9. An audio personalisation method according to any preceding claim, wherein the step
of selecting at least one frequency region comprises selecting a first frequency region
and a second frequency region, and the step of adjusting the amplitude comprises adjusting
the amplitude of the first frequency region by a first amount and adjusting the amplitude
of the second frequency region by a second amount.
10. An audio personalisation method according to any preceding claim, wherein the at least
one frequency region is selected within a frequency range of 4-20kHz, and optionally
within a frequency range of either 4-10kHz or 12-20kHz.
11. An audio personalisation method according to any preceding claim, wherein one or more
of: the adjustment in amplitude of the selected frequency and the selection of one
or more frequency regions, is based at least in part on a physical feature of the
user.
12. An audio personalisation method according to any preceding claim, further comprising
the step of outputting a height compensated HRTF for the user, the height compensated
HRTF comprising the adjusted amplitude(s) for the selected frequency region(s).
13. An audio personalisation method for simulating perception of a vertical position of
a sound source to a user, comprising the steps of:
for a contralateral head related transfer function, HRTF, associated with the user;
selecting at least one frequency region in the contralateral HRTF;
adjusting the amplitude of the selected frequency region(s) in dependence on a perceived
vertical position of the sound source to obtain a height compensated contralateral
HRTF;
filtering a sound source signal using the height compensated contralateral HRTF;
outputting the filtered sound source signal for playback to the user.
14. A system configured to perform the method of any preceding claim.

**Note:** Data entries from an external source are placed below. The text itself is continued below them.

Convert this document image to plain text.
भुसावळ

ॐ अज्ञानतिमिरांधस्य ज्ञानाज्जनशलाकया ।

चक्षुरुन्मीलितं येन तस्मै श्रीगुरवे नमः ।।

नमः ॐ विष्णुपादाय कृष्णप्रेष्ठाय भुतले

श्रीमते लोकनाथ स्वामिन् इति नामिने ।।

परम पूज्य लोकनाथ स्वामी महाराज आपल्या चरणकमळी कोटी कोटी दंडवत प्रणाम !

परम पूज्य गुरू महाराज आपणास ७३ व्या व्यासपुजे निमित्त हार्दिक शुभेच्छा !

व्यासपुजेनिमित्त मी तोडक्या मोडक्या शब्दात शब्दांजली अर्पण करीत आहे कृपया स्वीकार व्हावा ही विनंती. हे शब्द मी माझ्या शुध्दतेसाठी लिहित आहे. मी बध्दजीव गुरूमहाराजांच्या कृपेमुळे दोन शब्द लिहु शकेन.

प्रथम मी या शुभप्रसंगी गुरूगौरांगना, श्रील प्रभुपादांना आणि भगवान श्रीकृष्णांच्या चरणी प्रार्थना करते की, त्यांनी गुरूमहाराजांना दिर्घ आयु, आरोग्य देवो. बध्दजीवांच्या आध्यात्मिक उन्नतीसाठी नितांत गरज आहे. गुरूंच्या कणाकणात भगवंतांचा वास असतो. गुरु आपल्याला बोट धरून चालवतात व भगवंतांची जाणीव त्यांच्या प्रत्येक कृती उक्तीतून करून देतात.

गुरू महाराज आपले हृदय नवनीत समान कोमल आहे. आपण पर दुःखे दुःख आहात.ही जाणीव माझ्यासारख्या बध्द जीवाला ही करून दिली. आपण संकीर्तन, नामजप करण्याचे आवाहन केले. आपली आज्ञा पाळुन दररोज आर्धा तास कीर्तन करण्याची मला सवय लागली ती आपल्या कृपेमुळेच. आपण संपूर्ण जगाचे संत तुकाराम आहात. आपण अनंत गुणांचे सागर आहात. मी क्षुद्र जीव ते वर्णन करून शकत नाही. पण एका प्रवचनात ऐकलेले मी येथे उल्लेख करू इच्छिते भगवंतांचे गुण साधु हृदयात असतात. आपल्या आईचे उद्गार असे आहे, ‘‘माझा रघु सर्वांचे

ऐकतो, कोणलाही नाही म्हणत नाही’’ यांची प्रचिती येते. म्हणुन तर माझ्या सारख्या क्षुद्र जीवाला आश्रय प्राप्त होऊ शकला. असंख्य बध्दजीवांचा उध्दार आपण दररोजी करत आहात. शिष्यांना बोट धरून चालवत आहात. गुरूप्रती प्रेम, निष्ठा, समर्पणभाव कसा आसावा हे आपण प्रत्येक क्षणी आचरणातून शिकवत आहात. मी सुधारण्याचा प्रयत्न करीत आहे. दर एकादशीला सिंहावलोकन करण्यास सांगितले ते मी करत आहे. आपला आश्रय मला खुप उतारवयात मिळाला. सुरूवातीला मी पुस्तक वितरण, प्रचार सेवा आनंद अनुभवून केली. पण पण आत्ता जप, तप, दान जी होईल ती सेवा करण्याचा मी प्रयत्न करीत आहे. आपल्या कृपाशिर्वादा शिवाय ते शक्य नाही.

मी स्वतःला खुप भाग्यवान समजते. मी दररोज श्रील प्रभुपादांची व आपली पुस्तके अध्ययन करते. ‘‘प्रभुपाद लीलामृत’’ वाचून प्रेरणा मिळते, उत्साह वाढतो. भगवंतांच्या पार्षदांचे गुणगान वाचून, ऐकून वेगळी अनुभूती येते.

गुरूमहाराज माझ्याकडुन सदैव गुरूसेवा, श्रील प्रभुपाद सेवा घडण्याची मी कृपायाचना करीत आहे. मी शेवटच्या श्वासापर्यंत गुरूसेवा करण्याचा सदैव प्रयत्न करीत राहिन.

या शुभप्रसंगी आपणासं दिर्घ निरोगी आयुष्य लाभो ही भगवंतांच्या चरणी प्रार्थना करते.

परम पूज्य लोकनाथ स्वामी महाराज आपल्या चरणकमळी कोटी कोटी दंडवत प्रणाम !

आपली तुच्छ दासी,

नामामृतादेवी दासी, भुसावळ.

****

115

15. A system for audio personalisation, the system comprising:
An obtaining unit configured to obtain an input head related transfer function, HRTF,
associated with a user;
a determining unit configured to determine an intended vertical displacement for a
sound source;
a selecting unit configured to select at least one frequency region in the input HRTF;
and
an adjusting unit configured to adjust the amplitude of the selected frequency region(s)
to simulate the intended vertical displacement for the sound source.